Mencari Syamsuddin at Thabriz

Posted: Rabu, 04 November 2009 by Divan Semesta in
0

Entah, saya tidak mengingat judul filmnya apa, tetapi yang jelas malam itu saya tidak merubah-rubah saluran televisi seperti lazimnya. Sebuah film tampak di layar liquid, menarik sekali dan pemainnya anak-anak kecil yang benar-benar cantik yang tentu saja menarik.

Sebuah film yang bercerita tentang bagaimana menghidupkan mimpi, bahwa dunia ini tidak hanya bisa dinikmati oleh indera, tetapi oleh fantasi, dan di pertengahan muncullah sebuah dialog unik.

Seorang anak lelaki ditanya: kenapa wajahmu muram?“Karena aku malas pergi ke gereja,” jawabnya santai. “Untuk apa pergi ke tempat yang tak kau percaya?” ia menambahkan.“Aku senang-senang saja pergi ke tempat itu,” Sang anak perempuan pun menyela. “Karena aku tidak membebani diriku untuk percaya atau tidak.”

Lantas anak lainnya di antara mereka mempertanyakan. “Mengapa kau tidak mempercayai Tuhan? Bukankah itu dosa dan kau nanti akan masuk neraka”

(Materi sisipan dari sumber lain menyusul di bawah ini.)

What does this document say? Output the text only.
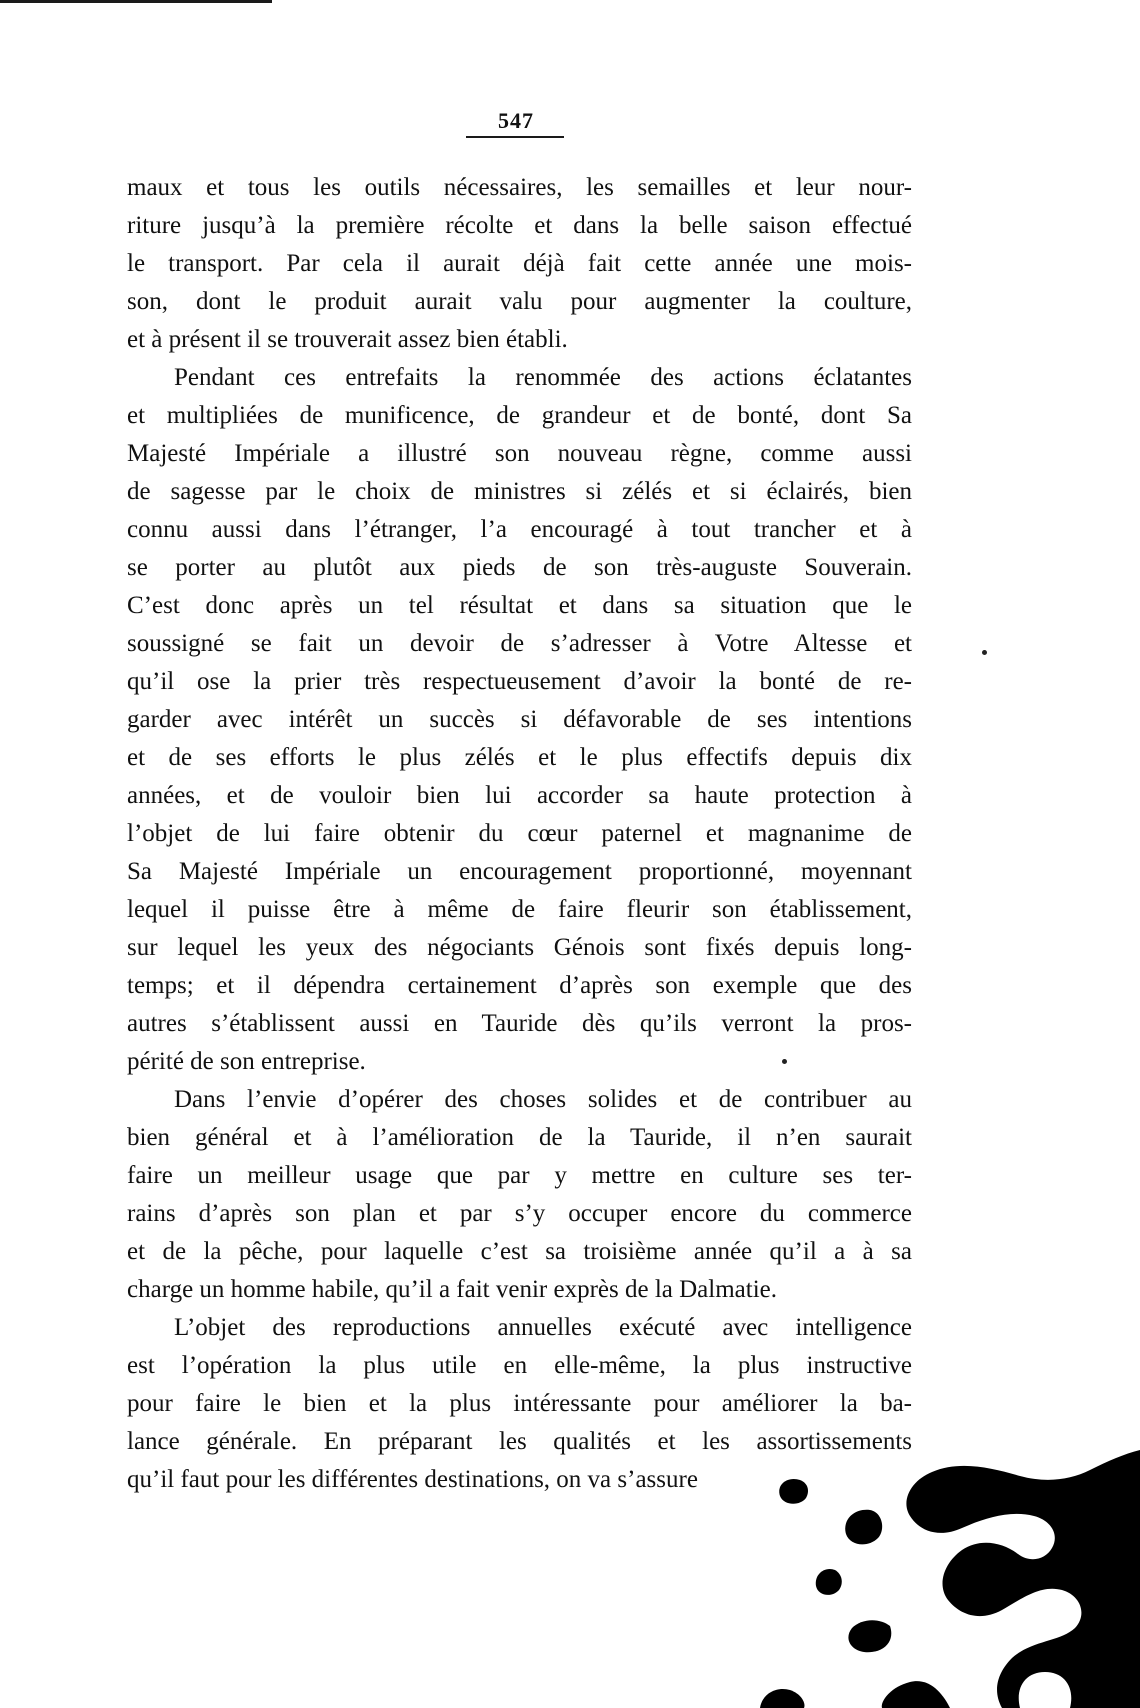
547
maux et tous les outils nécessaires, les semailles et leur nour-
riture jusqu’à la première récolte et dans la belle saison effectué
le transport. Par cela il aurait déjà fait cette année une mois-
son, dont le produit aurait valu pour augmenter la coulture,
et à présent il se trouverait assez bien établi.
Pendant ces entrefaits la renommée des actions éclatantes
et multipliées de munificence, de grandeur et de bonté, dont Sa
Majesté Impériale a illustré son nouveau règne, comme aussi
de sagesse par le choix de ministres si zélés et si éclairés, bien
connu aussi dans l’étranger, l’a encouragé à tout trancher et à
se porter au plutôt aux pieds de son très-auguste Souverain.
C’est donc après un tel résultat et dans sa situation que le
soussigné se fait un devoir de s’adresser à Votre Altesse et
qu’il ose la prier très respectueusement d’avoir la bonté de re-
garder avec intérêt un succès si défavorable de ses intentions
et de ses efforts le plus zélés et le plus effectifs depuis dix
années, et de vouloir bien lui accorder sa haute protection à
l’objet de lui faire obtenir du cœur paternel et magnanime de
Sa Majesté Impériale un encouragement proportionné, moyennant
lequel il puisse être à même de faire fleurir son établissement,
sur lequel les yeux des négociants Génois sont fixés depuis long-
temps; et il dépendra certainement d’après son exemple que des
autres s’établissent aussi en Tauride dès qu’ils verront la pros-
périté de son entreprise.
Dans l’envie d’opérer des choses solides et de contribuer au
bien général et à l’amélioration de la Tauride, il n’en saurait
faire un meilleur usage que par y mettre en culture ses ter-
rains d’après son plan et par s’y occuper encore du commerce
et de la pêche, pour laquelle c’est sa troisième année qu’il a à sa
charge un homme habile, qu’il a fait venir exprès de la Dalmatie.
L’objet des reproductions annuelles exécuté avec intelligence
est l’opération la plus utile en elle-même, la plus instructive
pour faire le bien et la plus intéressante pour améliorer la ba-
lance générale. En préparant les qualités et les assortissements
qu’il faut pour les différentes destinations, on va s’assure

Perempuan yang ditanya tersenyum riang. “Aku yakin tuhan itu tidak disibukkan untuk memperhatikan kita, karena Tuhan sudah sibuk mengurus hukum alam.”

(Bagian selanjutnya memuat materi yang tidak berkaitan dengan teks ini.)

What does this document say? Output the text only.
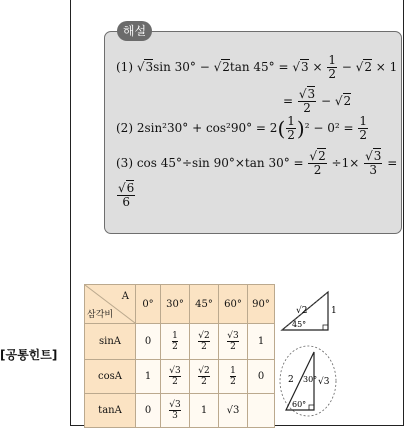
해설
(1) √3sin 30° − √2tan $45^\circ = √3 \times \frac{1}{2} - √2 \times 1$
= $\frac{√3}{2} - √2$
(2) $2\sin^230^\circ + \cos^290^\circ = 2( \frac{1}{2} )^2 - 0^2 = \frac{1}{2}$
(3) cos 45°÷sin 90°×tan $30^\circ = \frac{√2}{2} \div 1\times \frac{√3}{3}$ =
$\frac{√6}{6}$
[공통힌트]
A
삼각비	0°	30°	45°	60°	90°
sinA	0	$\frac{1}{2}$	$\frac{√2}{2}$	$\frac{√3}{2}$	1
cosA	1	$\frac{√3}{2}$	$\frac{√2}{2}$	$\frac{1}{2}$	0
tanA	0	$\frac{√3}{3}$	1	√3	
√2	1
45°
2	√3
30°
60°
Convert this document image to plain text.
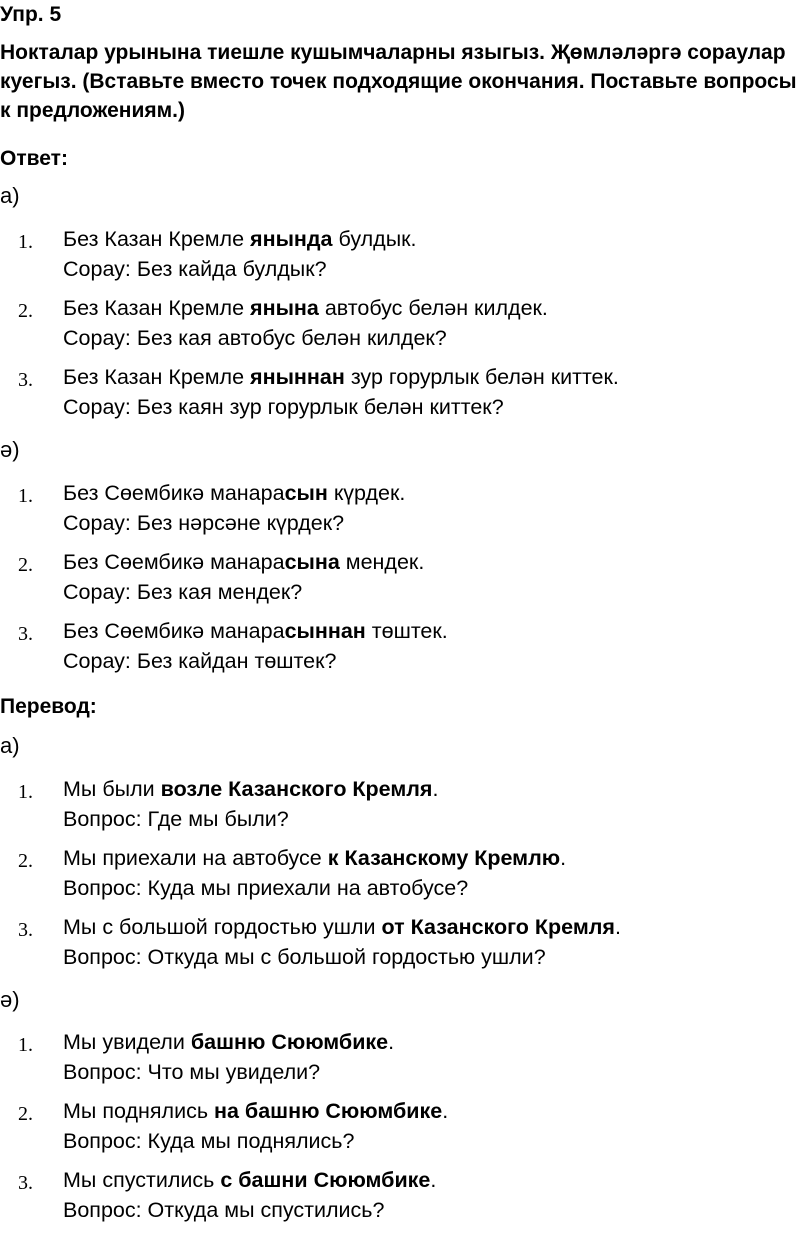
Упр. 5
Нокталар урынына тиешле кушымчаларны языгыз. Җөмләләргә сораулар куегыз. (Вставьте вместо точек подходящие окончания. Поставьте вопросы к предложениям.)
Ответ:
а)
1. Без Казан Кремле янында булдык.
Сорау: Без кайда булдык?
2. Без Казан Кремле янына автобус белән килдек.
Сорау: Без кая автобус белән килдек?
3. Без Казан Кремле яныннан зур горурлык белән киттек.
Сорау: Без каян зур горурлык белән киттек?
ә)
1. Без Сөембикә манарасын күрдек.
Сорау: Без нәрсәне күрдек?
2. Без Сөембикә манарасына мендек.
Сорау: Без кая мендек?
3. Без Сөембикә манарасыннан төштек.
Сорау: Без кайдан төштек?
Перевод:
а)
1. Мы были возле Казанского Кремля.
Вопрос: Где мы были?
2. Мы приехали на автобусе к Казанскому Кремлю.
Вопрос: Куда мы приехали на автобусе?
3. Мы с большой гордостью ушли от Казанского Кремля.
Вопрос: Откуда мы с большой гордостью ушли?
ә)
1. Мы увидели башню Сююмбике.
Вопрос: Что мы увидели?
2. Мы поднялись на башню Сююмбике.
Вопрос: Куда мы поднялись?
3. Мы спустились с башни Сююмбике.
Вопрос: Откуда мы спустились?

Sahabatku terpengaruh oleh senyum perempuan kecil yang riang itu. Rupanya hal itu yang ingin dimasukkan oleh sang penulis scenario film. Sahabatku memandang diriku. Aku tak memandangnya. Kami sama-sama tahu bahwa dunia memang diisi oleh pertarungan ide dan salah satu syarat untuk survive/memenangkan hidup adalah: kita tak boleh cengeng. Kita tak boleh cengeng, mengeluh tentang banyak sekali pertanyaan-pertanyaan yang mungkin tak bisa kita jawab.

Untuk menjawab pertanyaan sang anak perempuan, aku yakin kalian bisa menjawabnya. Bagi kita pertanyaan itu terlalu gampang dan dan tidak mungkin membuat gamang karena kita mempercayai bahwa sang Pencipta memiliki satu system untuk tetap memonitoring pengakuan keimanan manusia (peratikan statement: Tuhan tidak disibukkan untuk memperhatikan kita karena tuhan sudah sibuk mengurus hukum alam) tanpa harus Ia terbungkuk, terjangkit asthma dan terkena tbc seperti halnya satpam tua yang kebanyakan menghisap bako (tembakau) sembari memonitoring situasi melalui cctv.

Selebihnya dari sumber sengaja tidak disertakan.